MedMen was the country’s hottest pot startup—until it flamed out. Its fall has exposed the gap between “green rush” hype and the realities of a troubled industry.


How the ‘Apple of Pot’ Collapsed

The warm California sun shone down on Adam Bierman as he stepped up to the ceremonial ribbon strung across the entrance of his latest triumph: a new store on Abbot Kinney Boulevard in Venice, the hottest retail strip west of the Mississippi.


Bierman stood facing a pack of clamoring photographers. Behind him, inside the shop, were besuited politicians, including Congressman Ted Lieu, who had come out to show their support. The actress Rosario Dawson, now known in Washington as Cory Booker’s girlfriend, was also on hand, recording the scene on her iPhone.


Bierman, who styled himself the Steve Jobs of the “green rush” into legal weed, sported a red hoodie emblazoned with a white pot leaf. It was early June, 2018, barely a week since MedMen, the cannabis business he led, had gone public on a Canadian stock exchange, boasting an implied valuation of $1.6 billion.


“We want the world to walk in and see what the future looks like,” he said. “And the future is right here on Abbot Kinney.”


At the time, MedMen indeed looked to become the Apple of pot, the first mainstream, nationwide consumer brand for the product that drove so many Americans to ingest and invest. Marijuana liberalization was sweeping the country. A nascent industry was taking shape. No company was better poised to reap the rewards than MedMen was.

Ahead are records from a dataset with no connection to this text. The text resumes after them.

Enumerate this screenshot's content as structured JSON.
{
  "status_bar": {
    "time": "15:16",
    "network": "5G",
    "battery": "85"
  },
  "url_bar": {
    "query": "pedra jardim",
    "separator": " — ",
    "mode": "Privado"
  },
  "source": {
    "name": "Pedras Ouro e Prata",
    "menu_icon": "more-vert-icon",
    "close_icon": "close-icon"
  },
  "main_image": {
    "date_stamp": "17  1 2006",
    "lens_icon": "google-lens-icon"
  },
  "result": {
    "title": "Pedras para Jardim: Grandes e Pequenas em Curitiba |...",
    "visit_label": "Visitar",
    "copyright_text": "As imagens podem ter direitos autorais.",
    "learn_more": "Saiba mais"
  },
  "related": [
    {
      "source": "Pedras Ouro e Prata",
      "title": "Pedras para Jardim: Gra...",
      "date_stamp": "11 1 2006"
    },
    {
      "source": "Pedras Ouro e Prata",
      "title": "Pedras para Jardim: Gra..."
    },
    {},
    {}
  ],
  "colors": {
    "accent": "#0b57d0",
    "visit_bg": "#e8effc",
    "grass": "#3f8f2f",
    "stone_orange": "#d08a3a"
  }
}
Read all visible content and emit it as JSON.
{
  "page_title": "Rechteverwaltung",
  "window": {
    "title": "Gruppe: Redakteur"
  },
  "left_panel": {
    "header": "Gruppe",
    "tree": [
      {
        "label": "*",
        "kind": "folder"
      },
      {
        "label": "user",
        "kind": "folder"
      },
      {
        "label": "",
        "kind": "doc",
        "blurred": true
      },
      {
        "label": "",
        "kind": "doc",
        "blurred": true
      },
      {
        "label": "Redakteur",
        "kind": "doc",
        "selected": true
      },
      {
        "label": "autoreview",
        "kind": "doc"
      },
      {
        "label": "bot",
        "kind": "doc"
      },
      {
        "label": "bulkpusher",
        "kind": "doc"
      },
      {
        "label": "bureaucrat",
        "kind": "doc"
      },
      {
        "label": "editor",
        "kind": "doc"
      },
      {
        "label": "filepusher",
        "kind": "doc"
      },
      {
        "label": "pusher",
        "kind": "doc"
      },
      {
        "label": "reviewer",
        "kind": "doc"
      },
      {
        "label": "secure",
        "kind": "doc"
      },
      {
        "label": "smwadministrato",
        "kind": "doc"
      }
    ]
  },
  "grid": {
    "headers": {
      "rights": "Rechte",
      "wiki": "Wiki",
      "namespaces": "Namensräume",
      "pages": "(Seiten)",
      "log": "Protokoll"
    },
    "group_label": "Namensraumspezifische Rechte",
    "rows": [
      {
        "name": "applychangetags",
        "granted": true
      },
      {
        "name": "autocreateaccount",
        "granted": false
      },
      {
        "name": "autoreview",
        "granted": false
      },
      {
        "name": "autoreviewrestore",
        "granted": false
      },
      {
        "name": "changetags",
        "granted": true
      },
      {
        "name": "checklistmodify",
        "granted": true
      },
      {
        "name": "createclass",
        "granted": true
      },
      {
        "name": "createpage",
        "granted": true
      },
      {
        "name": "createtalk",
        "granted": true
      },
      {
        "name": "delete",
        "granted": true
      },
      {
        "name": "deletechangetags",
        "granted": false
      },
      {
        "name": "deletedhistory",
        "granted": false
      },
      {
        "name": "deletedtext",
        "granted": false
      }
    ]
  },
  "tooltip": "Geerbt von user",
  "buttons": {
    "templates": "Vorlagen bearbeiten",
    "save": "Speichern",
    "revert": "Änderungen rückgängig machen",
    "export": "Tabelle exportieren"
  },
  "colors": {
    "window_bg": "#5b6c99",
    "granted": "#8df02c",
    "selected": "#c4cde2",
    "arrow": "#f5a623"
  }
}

Then, just a few months after its Abbot Kinney opening, it all began to unravel. The company got hit with a class-action lawsuit from employees alleging labor law violations. Miffed investors sued the founders, accusing them of self-dealing and other underhanded tactics. A former chief financial officer filed a blockbuster complaint in a Los Angeles court accusing the founders of a slew of misdeeds, from manipulating MedMen’s stock price, to bank fraud, to seeking private intelligence groups to get dirt on their enemies, to calling an L.A. city councilman a “midget negro” and making an illegal straw man contribution to a Nevada politician.